Abstract 4398: Native Endothelium Mimicking Self-Assembled Nanomatrix for Drug Eluting Stents
Introduction: Drug eluting stents (DES) is one of major therapeutic methods for treatment of cardiovascular diseases. However, recent reports suggest that DES has been associated with a higher risk of late thrombosis which may be related to inadequate endothelialization. Therefore, the main goal of this project is to develop the next generation of DES using a native endothelium mimicking self-assembled nanomatrix which will inhibit both restenosis and thrombosis while enhancing endothelialization from surrounding endothelium and endothelial progenitor cells circulating in the blood stream.

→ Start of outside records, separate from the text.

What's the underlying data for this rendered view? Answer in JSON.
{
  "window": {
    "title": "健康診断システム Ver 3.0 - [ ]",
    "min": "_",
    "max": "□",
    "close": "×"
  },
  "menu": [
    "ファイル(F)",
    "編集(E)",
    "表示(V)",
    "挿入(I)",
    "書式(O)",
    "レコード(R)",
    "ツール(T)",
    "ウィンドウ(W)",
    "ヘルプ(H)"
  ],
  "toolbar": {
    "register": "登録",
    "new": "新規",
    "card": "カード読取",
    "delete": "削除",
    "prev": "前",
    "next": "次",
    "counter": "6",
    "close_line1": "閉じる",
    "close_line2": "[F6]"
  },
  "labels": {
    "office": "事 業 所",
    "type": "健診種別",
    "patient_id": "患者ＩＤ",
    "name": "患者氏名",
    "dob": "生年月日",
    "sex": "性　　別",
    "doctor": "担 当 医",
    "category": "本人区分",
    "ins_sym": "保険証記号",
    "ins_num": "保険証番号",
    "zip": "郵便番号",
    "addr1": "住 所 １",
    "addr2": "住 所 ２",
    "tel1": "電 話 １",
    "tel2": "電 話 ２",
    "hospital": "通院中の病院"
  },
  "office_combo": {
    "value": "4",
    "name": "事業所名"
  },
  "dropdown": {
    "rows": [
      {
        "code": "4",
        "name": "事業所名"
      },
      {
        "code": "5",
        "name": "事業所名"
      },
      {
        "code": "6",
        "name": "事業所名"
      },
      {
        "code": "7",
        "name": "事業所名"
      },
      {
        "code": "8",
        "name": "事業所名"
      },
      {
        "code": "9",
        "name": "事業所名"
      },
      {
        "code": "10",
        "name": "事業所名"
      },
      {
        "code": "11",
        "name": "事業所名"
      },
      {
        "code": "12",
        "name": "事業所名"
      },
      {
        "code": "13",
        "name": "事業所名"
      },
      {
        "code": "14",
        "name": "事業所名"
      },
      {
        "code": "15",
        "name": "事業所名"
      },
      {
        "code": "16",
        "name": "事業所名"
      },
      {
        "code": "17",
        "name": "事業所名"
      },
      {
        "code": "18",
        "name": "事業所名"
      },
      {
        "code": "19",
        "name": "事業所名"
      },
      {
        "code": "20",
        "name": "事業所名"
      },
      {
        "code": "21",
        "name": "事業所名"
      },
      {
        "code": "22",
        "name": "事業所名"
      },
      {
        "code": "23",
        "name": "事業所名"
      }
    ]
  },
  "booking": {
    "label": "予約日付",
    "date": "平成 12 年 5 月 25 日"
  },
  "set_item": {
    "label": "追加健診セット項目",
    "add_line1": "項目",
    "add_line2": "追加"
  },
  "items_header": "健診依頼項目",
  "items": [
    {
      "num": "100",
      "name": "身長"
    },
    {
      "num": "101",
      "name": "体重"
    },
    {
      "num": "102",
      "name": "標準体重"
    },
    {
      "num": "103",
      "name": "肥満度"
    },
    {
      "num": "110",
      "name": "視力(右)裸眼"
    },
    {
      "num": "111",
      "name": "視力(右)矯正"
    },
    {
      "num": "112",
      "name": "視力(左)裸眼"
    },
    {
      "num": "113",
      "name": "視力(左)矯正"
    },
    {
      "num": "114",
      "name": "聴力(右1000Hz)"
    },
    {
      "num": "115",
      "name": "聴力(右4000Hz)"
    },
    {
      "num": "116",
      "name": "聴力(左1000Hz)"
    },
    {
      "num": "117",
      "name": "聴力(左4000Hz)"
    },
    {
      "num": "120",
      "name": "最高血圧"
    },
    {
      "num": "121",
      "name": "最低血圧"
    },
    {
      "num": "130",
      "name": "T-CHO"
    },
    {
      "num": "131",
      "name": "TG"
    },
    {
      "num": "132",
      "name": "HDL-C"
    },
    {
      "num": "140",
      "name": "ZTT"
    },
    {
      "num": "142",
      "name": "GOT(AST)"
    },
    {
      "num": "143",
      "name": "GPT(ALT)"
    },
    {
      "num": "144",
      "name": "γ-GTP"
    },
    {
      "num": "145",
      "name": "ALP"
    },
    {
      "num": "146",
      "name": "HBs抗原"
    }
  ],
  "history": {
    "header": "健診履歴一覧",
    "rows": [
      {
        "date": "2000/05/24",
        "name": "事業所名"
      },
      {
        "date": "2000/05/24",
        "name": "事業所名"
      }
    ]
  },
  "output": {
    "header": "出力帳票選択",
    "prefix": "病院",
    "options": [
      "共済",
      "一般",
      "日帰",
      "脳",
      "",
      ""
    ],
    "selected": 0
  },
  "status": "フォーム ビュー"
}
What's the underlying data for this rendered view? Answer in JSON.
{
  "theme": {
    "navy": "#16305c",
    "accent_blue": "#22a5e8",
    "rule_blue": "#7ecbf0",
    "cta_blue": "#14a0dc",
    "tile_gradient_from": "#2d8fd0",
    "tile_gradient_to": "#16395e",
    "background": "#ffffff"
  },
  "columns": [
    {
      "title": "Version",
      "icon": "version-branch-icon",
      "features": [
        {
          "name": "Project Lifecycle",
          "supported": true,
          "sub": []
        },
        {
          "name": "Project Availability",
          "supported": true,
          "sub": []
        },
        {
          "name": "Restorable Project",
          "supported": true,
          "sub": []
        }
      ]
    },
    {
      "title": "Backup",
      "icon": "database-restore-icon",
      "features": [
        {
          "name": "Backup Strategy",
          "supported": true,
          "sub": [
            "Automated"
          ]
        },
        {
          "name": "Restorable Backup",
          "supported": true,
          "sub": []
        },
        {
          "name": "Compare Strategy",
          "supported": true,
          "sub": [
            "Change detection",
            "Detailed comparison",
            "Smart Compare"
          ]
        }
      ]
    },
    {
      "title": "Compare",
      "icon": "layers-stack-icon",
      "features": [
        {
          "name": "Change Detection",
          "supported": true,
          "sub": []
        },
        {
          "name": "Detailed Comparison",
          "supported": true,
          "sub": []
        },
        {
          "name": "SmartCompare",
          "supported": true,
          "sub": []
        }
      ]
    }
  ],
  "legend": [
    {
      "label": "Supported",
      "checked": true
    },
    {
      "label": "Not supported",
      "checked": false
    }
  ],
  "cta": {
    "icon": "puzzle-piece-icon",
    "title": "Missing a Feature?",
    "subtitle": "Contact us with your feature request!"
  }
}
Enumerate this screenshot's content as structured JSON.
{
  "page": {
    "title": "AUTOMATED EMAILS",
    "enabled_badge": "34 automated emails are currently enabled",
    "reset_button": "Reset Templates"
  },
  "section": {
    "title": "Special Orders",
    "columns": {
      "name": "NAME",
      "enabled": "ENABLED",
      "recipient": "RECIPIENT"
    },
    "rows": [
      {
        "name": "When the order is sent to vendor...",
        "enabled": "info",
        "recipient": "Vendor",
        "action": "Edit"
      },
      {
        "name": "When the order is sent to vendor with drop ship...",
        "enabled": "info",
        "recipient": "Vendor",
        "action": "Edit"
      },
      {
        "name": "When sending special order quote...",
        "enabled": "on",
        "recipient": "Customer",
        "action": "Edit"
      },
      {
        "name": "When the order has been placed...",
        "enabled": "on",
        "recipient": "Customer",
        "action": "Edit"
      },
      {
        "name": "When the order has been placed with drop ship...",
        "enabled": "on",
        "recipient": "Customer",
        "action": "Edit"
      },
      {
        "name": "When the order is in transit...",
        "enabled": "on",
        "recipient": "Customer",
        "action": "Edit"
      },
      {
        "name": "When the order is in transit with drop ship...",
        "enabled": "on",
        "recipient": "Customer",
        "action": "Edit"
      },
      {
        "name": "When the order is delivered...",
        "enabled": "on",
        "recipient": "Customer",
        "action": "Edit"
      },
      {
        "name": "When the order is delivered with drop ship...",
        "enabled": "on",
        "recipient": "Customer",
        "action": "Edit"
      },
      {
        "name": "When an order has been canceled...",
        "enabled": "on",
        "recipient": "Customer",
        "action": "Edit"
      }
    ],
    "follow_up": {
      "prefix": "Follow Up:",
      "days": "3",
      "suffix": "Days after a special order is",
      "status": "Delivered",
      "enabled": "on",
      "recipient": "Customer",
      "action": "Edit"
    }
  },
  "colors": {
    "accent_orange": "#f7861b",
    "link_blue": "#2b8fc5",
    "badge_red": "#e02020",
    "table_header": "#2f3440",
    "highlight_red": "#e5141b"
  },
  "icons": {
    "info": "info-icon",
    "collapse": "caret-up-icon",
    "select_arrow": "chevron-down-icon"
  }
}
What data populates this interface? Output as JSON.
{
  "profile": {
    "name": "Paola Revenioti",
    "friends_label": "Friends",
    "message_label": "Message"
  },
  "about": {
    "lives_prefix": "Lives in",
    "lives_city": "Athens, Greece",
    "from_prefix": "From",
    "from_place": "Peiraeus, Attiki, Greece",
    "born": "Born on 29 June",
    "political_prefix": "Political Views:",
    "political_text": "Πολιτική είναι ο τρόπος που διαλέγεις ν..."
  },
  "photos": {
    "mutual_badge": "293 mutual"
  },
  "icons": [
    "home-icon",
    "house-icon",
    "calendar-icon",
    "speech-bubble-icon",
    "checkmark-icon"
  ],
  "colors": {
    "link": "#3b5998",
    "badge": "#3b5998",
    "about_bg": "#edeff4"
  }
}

Results: The nanomatrix is formed by self-assembly of peptide amphiphiles (PAs) which contain a nitric oxide (NO) producing donor and an endothelial cell adhesive ligand, YIGSR along with enzyme-mediated degradable sites. NO was successfully released from the nanomatrix rapidly within 48 hours followed by sustained release over period of 30 days. The NO releasing nanomatrix demonstrated a significantly enhanced proliferation of endothelial cells (51±3 % to 67±2 %) but reduced proliferation of smooth muscle cells (35±2 % to 16±3 %) after 48 hrs of incubation. There was also a 470-fold decrease in platelet attachment on the NO releasing nanomatrix (10±3 platelets/cm2) compared to the collagen-I (4700±1100 platelets/cm2) coated surface. The NO releasing nanomatrix was coated by self-assembly onto commercial stainless stents, and uniform coating was characterized using SEM. Subsequently, the NO releasing nanomatrix coated stents were deployed into rabbit iliac arteries. After 4 weeks, histological analysis demonstrated uniform coverage by endothelial cells, very little neointimal hyperplasia, and no thrombus. No evidence of peeled off coatings indicated that the endothelium mimicking nanomatrix coating was stable under circulating blood and successfully prevented neointimal hyperplasia and thrombus while promoting re-endothelialization.
Conclusion: Therefore, the nanomatrix has a great potential to improve clinical patency of DES as a coating material by enhancing endothelialization but reducing restenosis and thrombosis.